'They're throwing desks. They're throwing chairs,' parents describe problems at Lorain school

LORAIN, Ohio - Last week News 5 reported on fights and issues at Lorain High School. This week parents reached out with several new concerns. Children at an elementary school are acting out and their behavior is escalating out of hand, according to parents.

RELATED: Over 20 fights reported at Lorain High 16 days into the school year

Three of Courtney Nazario's children go to Admiral Ernest J. King Elementary school in Lorain.

"I have a fifth grader, a third grader and a preschooler," she said. Nazario is concerned about issues reported in her children's' classrooms.

"They're to the point where they're throwing desks. They're throwing chairs. Screaming, yelling," Nazario said. 

"Last week a teacher was physically hurt when one of the children had an outburst. He started kicking other students and then the teacher," according to Nazario. 

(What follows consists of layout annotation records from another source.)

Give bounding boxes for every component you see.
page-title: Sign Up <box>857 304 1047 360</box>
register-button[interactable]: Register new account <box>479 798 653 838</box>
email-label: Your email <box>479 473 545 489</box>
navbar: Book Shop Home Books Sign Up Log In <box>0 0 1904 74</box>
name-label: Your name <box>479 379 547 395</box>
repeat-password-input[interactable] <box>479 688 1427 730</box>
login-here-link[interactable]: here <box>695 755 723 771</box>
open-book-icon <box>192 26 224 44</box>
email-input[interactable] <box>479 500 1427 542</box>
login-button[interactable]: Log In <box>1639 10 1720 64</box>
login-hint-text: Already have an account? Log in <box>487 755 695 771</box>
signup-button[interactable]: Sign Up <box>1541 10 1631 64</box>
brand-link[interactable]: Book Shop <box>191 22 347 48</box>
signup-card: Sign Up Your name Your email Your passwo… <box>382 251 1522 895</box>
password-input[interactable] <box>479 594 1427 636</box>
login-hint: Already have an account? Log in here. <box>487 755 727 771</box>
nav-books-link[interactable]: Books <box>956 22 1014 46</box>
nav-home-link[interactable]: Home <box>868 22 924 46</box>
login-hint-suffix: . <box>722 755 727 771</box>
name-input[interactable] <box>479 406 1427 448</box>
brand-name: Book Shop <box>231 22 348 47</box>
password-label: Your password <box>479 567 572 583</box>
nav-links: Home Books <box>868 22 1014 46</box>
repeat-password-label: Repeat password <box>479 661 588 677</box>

Nazario said she admires the teachers, recognizes they're doing the best they can, but feels whatever changes have been made to policies are affecting her children's ability to learn.

"Why the policies are changed like this and why they feel they're working because apparently, they're not," she said, "This is happening in third grade! Third grade and they're letting this happen!"

She told News 5 she tried to get answers from school administrators and hasn't had any real follow-up on changes made in the school.

"It hasn't happened in years past. My girls have been here for six years and we've never had a problem like this," she said. 

The CEO of Lorain Schools, David Hardy, did not respond to an interview request. 

Last week Hardy told News 5 via email, "The politics of the city is something I choose not to engage in because we are determined to change the academic outcomes for our kids.  We take safety seriously and unfortunately perception of Lorain has overshadowed the reality in our schools and buildings." 

Lorain school officials told us there's no new comment on the situation.

According to past statements, students involved in recent fights at the high school have faced suspensions but those statements never mentioned how they deal with incidents at the elementary school level.

You can read the previous statement below:

School Board President Tony Dimacchia has been very outspoken about parents concerns and issues within the schools. "Our number one priority should and always should be our children and I don't think that's top priority on the CEO's agenda," he said.

As News 5 has reported, there's more to this. Per state House Bill 70, Hardy is in control. The bill stripped the elected Lorain school board of most power, after years of poor state report card performance. 

"House bill 70 stripped us of all of our authority, so all we can do is expose what's going on," Dimacchia said in the past. 

He was clear with News 5 that the board that isn't happy with how the recent violence and incidents on and near school grounds are being handled. 

"I hope they realize what they've done is not working and they change, Dimacchia said Thursday. 

So are problems worsening or are they being discussed more often? Another question posed by city members and officials. 

Lorain City Councilman Angel Arroyo came forward Thursday to say he believes the issue is being politicized because of the state's control of the district.

"I'm not saying fights aren't happening. But I think it's people losing their power, voicing anything they think is wrong," he said. 

Arroyo said he's spent time in schools this year and hasn't noticed a change or any new issues. 

He said he understands if a parent has concerns about safety and suggested they reach out to individual schools directly, even when News 5 explained Nazario did exactly that. 

"Unfortunately our school has been taken over by the state and so now we have a set of administration that is here for one job and another set of leaders that have lost their power, and for whatever reason, both sides are not able to meet," Arroyo said. 

At the most recent school board meeting, Lorain Police Chief Cel Rivera addressed those concerns. "We're not going to resolve it if we politicize the issue. If we're not truthful when we talk about what the issues are and if we don't acknowledge it," Rivera said, "In speaking to our school resource officers they say that this year is completely different than the last few years." 

Lorain police did not comment to News 5 directly — we were told via email "This is a school matter and the Lorain City schools will handle any questions you have."

Red tape aside, Lorain parents want to know how they move forward.

"Something truly needs to happen. If this is already into the 4th week of school and this is happening, it's not going to get any better," Nazario said.